Thanks to a query from a fellow writer, I've been doing a lot of thinking about what it takes to survive and thrive as a writer or historical romances, or any romances, for that matter. I wrote a long email response, and then thought, hey, this would work for a blog entry! So here, with a few revisions, is what I said to her:
First, a writer needs to know what's important to him or her, how each would define success as a writer, and recognize that it's not the same for everyone. One person's "thriving" may be another's "surviving," one person's "thriving" may be too stressful for another.
For some, the only true measure of success is public and "big" -- making the NYTimes list. For others, it's having a job you can do at home while the kids are small, making enough for "percs" or trips, and without the stress of trying to make it big. Or it can be something in between.
If a writer's main goal is to be on the NYTimes, they should:
1. Pay close attention to what's selling well. At the moment, it's lots of sex (or, conversely, inspirationals) and paranormals. A NYTimes bestselling author once said to me something along the lines of, "If my editor told me the only books that were really selling were set in Bolivia in 1819, I'd be writing books set in Bolivia in 1819."
2. Find a type of story that you do well and works for the vast majority of your readers, and write variations of it. Yes, there will be some differences from book to book, but if brooding noblemen are your forte? Stay with them. Let the differences come from the heroines or the details of the plot.
3. PR is your friend. Do a lot of it, as creatively as you can.
The price to pay for this sort of success? Stress (because you're at the most competitive end of the spectrum), and stereotyping, because editors and your readers may be very vocally opposed to you stepping from that path.
Other writers may also accuse you of basically prostituting your creativity for material success. But they don't understand you, don't know your history, likely have no clue what that goal is so important to you.
On the other hand, if you want to write for other reasons, pay no attention if the NYTimers think you are only claiming not to care about being on the NYTimes because you know, in your heart of hearts, you will never "make it." They will never really understand that a writer can have a different, more personal goal that is every bit as worthy. They don't understand you, don't know your history, have no clue why you hold a goal that is different from theirs.

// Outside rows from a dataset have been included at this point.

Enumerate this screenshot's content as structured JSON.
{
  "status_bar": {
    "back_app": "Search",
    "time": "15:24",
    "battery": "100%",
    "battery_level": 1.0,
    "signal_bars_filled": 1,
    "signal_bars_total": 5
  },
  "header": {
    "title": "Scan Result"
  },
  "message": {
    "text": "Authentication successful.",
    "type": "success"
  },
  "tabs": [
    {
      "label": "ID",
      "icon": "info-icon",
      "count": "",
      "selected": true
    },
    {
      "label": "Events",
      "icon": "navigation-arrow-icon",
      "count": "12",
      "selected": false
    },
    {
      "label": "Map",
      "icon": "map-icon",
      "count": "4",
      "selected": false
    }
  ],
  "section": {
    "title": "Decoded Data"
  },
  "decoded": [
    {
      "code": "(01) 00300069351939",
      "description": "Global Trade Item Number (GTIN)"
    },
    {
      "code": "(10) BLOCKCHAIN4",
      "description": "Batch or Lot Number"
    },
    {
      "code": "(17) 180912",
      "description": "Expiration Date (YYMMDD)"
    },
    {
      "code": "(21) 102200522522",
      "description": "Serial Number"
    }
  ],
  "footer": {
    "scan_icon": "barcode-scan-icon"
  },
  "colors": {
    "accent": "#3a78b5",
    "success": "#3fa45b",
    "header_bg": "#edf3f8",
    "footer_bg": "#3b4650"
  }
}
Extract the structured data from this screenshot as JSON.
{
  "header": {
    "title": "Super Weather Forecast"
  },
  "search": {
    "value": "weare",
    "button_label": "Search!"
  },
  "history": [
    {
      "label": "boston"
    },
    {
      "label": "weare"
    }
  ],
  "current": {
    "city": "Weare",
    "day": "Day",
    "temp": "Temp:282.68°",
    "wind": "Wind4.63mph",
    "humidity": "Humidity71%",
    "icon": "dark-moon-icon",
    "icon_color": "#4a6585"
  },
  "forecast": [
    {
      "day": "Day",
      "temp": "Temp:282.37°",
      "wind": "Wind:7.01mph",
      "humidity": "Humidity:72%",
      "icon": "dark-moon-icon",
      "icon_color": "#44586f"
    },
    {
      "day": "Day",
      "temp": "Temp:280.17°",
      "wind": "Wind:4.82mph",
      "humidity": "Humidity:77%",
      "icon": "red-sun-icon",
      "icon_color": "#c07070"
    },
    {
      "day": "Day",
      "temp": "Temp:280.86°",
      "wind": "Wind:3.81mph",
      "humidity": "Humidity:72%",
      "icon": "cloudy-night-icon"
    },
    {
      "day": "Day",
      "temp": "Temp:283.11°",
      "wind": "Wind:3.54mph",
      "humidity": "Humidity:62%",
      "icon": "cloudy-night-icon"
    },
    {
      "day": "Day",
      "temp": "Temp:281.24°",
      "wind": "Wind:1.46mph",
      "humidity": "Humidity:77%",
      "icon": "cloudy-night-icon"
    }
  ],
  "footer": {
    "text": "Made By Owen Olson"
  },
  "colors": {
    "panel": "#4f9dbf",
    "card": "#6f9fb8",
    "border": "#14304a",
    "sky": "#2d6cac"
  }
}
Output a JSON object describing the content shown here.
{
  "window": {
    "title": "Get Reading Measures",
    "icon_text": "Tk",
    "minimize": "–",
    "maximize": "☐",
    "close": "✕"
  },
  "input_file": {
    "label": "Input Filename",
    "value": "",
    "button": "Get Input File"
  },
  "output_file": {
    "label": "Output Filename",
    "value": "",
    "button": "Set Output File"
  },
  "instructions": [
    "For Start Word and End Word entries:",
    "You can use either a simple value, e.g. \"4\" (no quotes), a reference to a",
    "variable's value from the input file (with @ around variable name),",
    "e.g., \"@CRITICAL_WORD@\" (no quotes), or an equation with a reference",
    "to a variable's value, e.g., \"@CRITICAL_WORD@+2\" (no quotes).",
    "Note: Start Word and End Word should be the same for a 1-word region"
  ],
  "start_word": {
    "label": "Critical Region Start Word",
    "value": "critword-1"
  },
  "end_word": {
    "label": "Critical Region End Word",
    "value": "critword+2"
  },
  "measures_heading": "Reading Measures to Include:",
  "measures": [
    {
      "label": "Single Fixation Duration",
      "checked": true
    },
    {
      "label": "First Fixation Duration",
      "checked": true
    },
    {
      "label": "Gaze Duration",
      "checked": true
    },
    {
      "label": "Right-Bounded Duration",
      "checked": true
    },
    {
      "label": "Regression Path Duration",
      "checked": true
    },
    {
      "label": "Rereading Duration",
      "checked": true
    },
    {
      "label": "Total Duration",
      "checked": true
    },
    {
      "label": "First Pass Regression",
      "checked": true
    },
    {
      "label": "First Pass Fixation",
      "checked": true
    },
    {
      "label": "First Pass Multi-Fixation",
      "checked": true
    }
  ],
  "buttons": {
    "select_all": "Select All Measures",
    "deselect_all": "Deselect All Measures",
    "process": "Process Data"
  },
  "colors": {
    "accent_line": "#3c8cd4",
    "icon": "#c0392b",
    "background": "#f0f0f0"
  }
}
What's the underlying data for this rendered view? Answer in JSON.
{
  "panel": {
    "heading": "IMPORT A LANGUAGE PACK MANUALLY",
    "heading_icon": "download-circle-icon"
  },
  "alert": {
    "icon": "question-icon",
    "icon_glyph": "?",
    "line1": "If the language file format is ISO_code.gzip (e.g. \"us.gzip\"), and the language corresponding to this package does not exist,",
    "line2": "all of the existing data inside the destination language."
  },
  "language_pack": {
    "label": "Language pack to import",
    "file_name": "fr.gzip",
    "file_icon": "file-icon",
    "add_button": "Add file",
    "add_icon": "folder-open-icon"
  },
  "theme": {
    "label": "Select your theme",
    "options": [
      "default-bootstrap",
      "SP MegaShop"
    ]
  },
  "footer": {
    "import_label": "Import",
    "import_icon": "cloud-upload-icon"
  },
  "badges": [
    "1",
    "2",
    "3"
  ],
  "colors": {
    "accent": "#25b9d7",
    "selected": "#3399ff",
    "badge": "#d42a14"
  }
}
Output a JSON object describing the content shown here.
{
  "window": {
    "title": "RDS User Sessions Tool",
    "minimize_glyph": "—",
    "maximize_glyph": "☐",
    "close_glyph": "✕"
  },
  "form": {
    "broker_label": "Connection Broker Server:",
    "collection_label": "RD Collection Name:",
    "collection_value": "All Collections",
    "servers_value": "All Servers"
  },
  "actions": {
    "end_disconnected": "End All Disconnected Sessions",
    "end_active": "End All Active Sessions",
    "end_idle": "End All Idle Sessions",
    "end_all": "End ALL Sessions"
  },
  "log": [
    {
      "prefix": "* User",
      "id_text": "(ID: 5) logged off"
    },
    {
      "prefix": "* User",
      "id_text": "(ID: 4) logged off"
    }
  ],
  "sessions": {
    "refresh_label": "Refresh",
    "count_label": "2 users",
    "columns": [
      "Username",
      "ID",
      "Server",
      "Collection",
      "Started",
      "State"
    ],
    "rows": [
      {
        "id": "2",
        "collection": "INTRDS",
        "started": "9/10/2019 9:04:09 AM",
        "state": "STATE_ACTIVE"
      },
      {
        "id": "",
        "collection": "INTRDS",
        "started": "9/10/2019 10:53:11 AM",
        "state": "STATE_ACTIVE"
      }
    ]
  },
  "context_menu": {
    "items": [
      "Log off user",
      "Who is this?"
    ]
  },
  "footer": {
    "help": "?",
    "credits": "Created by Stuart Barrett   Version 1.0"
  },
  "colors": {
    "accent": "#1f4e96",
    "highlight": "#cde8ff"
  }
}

However, there's a price to pay for marching to your own drummer and writing what you want the way you want. You may never "make it big." It may always be a struggle for you to sell. You may never get the glowing reviews if you veer from what's expected, or whatever a particular set of readers think is necessary in a romance, but you don't. You will not make the big money, either. Or get the plum speaking gigs. In other words, material success -- of the sort anybody can recognize -- and peer recognition may never come your way. But you may have a lot less stress when it comes to the actual writing, don't have to spend hours on PR or worry if you've missed something you ought to be doing that Suzy Big Author did, and can take more time for family and friends or other hobbies. You may not make huge amounts of money, but you can have enough that you don't have to worry about taking a vacation now and then, or helping put the kids through college.
It sometimes happens, for the fortunate few, that what they want to do happens to be what's hot at the moment. They are able to write what they want the way that want while riding the wave. This is the best of both worlds.
But it is rare. For the rest of us, there are decisions and sometimes compromises to be made. Reaching any goal require sacrifices and decisions, but only the individual can decide for themselves what their goal truly is and what they're prepared to do to get there. Or not.